Martin Eisenstadt, Hoover Institute, MSNBC
Manuel Balce Ceneta/AP

Phony McCain Adviser Fools Media, Bloggers Alike

November 13, 2008 01:58 PM
by Emily Coakley
A blog, institute and McCain campaign advisor named Martin Eisenstadt have turned out to be fake, in one of the latest incidents in a long line of media hoaxes.

“Blogger” Falsely Claimed Credit

MSNBC was criticized for being taken in by a fake blogger who billed himself as an advisor to John McCain’s campaign. The blogger, known as Martin Eisenstadt, said he was the source of a Fox News story in which a McCain aide claimed Sarah Palin thought Africa was a country, not a continent.

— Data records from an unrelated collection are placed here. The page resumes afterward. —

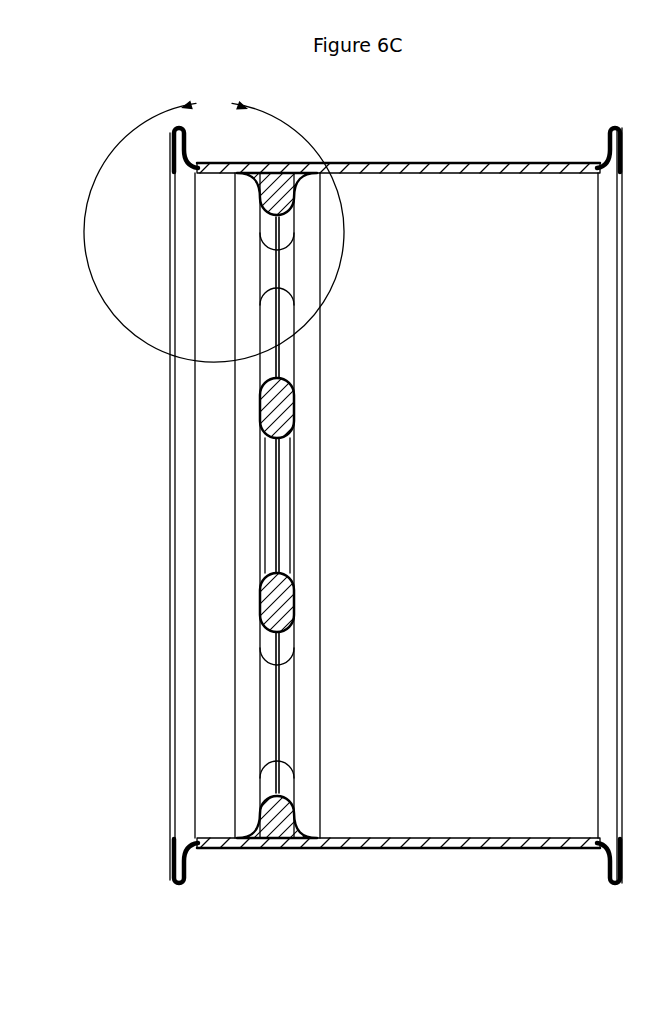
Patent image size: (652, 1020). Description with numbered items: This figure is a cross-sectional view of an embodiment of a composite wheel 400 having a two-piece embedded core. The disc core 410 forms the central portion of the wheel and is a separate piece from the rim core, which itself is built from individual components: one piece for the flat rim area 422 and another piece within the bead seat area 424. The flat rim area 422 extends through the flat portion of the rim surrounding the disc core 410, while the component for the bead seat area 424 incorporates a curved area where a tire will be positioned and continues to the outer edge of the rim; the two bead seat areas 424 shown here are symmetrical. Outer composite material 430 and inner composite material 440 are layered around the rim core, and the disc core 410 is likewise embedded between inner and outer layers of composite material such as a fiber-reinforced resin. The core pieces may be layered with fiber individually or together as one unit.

The wheel 400 is at (132, 512).
The disc core 410 is at (273, 203).
The flat rim area 422 is at (368, 162).
The bead seat area 424 is at (603, 160).
The outer composite material 430 is at (170, 127).
The inner composite material 440 is at (246, 168).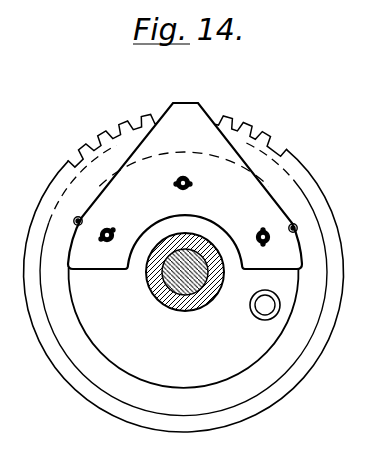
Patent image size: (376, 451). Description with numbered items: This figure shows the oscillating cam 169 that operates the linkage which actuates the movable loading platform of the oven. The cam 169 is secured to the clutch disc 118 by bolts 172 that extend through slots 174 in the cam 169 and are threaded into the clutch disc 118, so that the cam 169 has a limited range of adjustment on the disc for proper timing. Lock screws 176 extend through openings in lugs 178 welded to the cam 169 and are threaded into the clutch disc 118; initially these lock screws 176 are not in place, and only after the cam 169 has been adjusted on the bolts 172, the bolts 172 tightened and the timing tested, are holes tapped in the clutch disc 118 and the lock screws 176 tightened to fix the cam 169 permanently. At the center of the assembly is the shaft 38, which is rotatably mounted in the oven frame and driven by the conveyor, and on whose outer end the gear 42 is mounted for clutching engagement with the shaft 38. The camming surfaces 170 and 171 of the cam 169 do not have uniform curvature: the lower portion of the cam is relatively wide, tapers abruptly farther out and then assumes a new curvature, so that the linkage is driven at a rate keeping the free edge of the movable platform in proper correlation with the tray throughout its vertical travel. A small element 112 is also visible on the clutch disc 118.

The shaft 38 is at (198, 290).
The gear 42 is at (85, 169).
The bushing 112 is at (258, 307).
The clutch disc 118 is at (122, 360).
The oscillating cam 169 is at (188, 120).
The camming surface 170 is at (147, 127).
The camming surface 171 is at (238, 140).
The bolts 172 is at (178, 188).
The slots 174 is at (177, 184).
The lock screws 176 is at (76, 219).
The lugs 178 is at (77, 222).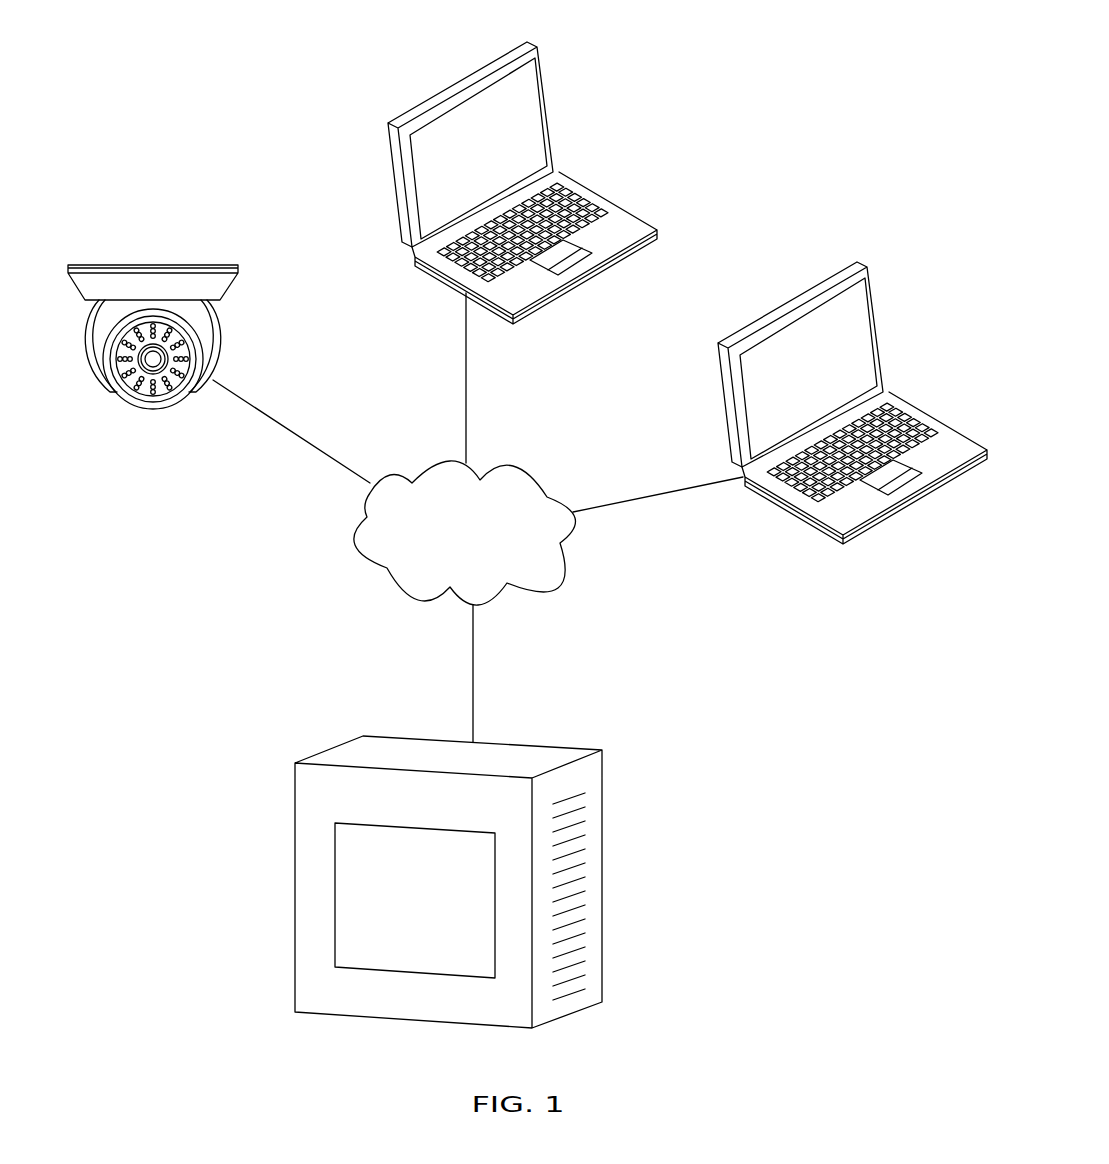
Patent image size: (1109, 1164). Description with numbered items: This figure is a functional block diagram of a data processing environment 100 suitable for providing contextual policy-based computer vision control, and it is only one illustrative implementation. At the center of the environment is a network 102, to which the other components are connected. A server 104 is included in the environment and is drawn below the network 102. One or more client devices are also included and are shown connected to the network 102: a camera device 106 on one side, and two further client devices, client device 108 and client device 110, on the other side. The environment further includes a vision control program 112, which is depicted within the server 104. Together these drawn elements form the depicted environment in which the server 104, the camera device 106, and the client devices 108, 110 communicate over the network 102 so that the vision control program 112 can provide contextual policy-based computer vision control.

During a broadcast Monday, MSNBC’s David Shuster said Eisenstadt was the source of the story, and then retracted that statement moments later.

According to The New York Times, Eisenstadt and the think tank he claims to work for, the Harding Institute, don’t exist. The newspaper said, “[A] pair of obscure filmmakers say they created Martin Eisenstadt to help them pitch a TV show based on the character.”

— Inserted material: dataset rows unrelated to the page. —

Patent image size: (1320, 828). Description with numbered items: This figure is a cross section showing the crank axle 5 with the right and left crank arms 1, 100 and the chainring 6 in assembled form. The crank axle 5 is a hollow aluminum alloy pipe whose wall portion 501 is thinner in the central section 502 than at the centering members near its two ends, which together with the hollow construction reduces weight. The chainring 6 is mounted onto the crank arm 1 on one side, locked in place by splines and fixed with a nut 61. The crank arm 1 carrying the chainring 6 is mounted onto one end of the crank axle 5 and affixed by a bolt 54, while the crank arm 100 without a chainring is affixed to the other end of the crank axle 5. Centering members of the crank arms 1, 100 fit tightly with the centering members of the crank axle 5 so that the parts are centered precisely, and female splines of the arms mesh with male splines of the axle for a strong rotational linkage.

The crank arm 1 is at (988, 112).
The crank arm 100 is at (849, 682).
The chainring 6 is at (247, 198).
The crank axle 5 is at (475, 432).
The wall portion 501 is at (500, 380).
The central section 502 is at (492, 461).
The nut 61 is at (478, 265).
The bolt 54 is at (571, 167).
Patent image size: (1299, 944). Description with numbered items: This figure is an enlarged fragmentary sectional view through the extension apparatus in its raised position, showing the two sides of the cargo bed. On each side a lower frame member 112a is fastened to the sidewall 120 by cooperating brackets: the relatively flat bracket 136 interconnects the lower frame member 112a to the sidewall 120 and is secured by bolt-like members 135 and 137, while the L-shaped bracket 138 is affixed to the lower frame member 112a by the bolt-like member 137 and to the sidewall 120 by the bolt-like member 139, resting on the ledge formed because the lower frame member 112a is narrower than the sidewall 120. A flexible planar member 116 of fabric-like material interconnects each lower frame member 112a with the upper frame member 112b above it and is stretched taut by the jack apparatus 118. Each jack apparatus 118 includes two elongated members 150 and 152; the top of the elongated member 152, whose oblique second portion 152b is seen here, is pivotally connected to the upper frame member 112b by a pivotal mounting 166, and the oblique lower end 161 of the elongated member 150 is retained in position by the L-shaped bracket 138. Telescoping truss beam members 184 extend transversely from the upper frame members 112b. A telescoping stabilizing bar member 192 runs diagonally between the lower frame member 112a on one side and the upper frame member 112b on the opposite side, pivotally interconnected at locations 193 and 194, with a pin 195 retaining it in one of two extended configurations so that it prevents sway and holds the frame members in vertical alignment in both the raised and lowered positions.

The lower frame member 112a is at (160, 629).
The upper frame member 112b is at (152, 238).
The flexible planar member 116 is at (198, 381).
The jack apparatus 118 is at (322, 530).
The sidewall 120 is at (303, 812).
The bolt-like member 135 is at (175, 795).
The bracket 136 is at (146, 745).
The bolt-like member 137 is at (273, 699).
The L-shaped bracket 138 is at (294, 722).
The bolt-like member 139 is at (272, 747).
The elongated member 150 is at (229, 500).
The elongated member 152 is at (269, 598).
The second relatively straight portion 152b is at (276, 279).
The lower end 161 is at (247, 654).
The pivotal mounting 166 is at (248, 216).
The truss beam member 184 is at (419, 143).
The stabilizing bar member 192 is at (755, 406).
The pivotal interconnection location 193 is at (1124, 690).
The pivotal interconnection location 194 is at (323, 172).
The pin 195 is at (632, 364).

MSNBC is only the latest to be taken in. Other publications and blogs that have linked to or cited Eisenstadt include Mother Jones, the Los Angeles Times and The New Republic, the Times said.

The blog in question, for its part, continues to perpetuate the hoax. An entry posted on Wednesday said, “As anyone who’s been reading my blog knows, I deny any and all accusations that I somehow don’t exist.”

Eisenstadt embedded a video of a BBC documentary in which he “appeared,” and linked to other YouTube clips of himself.

Opinion & Analysis: Blogs, media not so different; what’s the big deal?

On the blog Jossip, David Hauslaib wrote about the “moral” of the Eisenstadt hoax.

“Blogs get a lot of [expletive] for not ‘vetting stories,’ ‘fact checking,’ or even ‘reporting.’ Well guess what? Mainstream news media don’t do that either,” he wrote. “But Eisenstadt’s prank—one we’ll go so far as to call brilliant—shows that simply repeating the allegations in an unsolicited email, even if it’s from somebody at the (fake) ‘Harding Institute for Freedom and Democracy,’ is also not ‘reporting.’ Especially when sites like are out there, which already identified Eisenstadt as a hoax.”

But others didn’t think the hoax was a big deal. On the site Death by 1000 Paper Cuts, a writer identified as Mondoreb said, “The Eisenstadt hoax was discovered and reported upon. It’s a mistake to think that anyone reporting on the original story somehow had their credibility harmed when they quickly reported that it was a sham story.”

Mondoreb goes on to say that other hoaxes continue without being exposed.

“The man-made climate change hoax has been discovered, but remains largely unreported in the Mainstream Media.”

Related Topics: Fake New York Times and other media hoaxes

On Wednesday, commuters in several cities received what appeared to be free copies of The New York Times. The papers were 14-page editions with a headline “Iraq War Ends,” and other stories that describe, “a liberal utopia of national health care, a rebuilt economy, progressive taxation, a national oil fund to study climate change, and other goals of progressive politics,” wrote the City Room Blog, of the real New York Times.

The fake newspapers, dated July 4, 2009, were an elaborate hoax by a group called the Yes Men.

Hoaxes are nothing new in the media. Earlier this year, the Los Angeles Times had to apologize for an article about rapper Tupac Shakur’s death that was based on forged FBI documents.

Newspapers and blogs aren’t the only ones who are susceptible. In May, the memoir “Love and Consequences,” allegedly about a woman’s experience in a gang, was found to be a fabrication. The author, Margaret Seltzer, said the book was “based on accounts of real experiences,” according to findingDulcinea.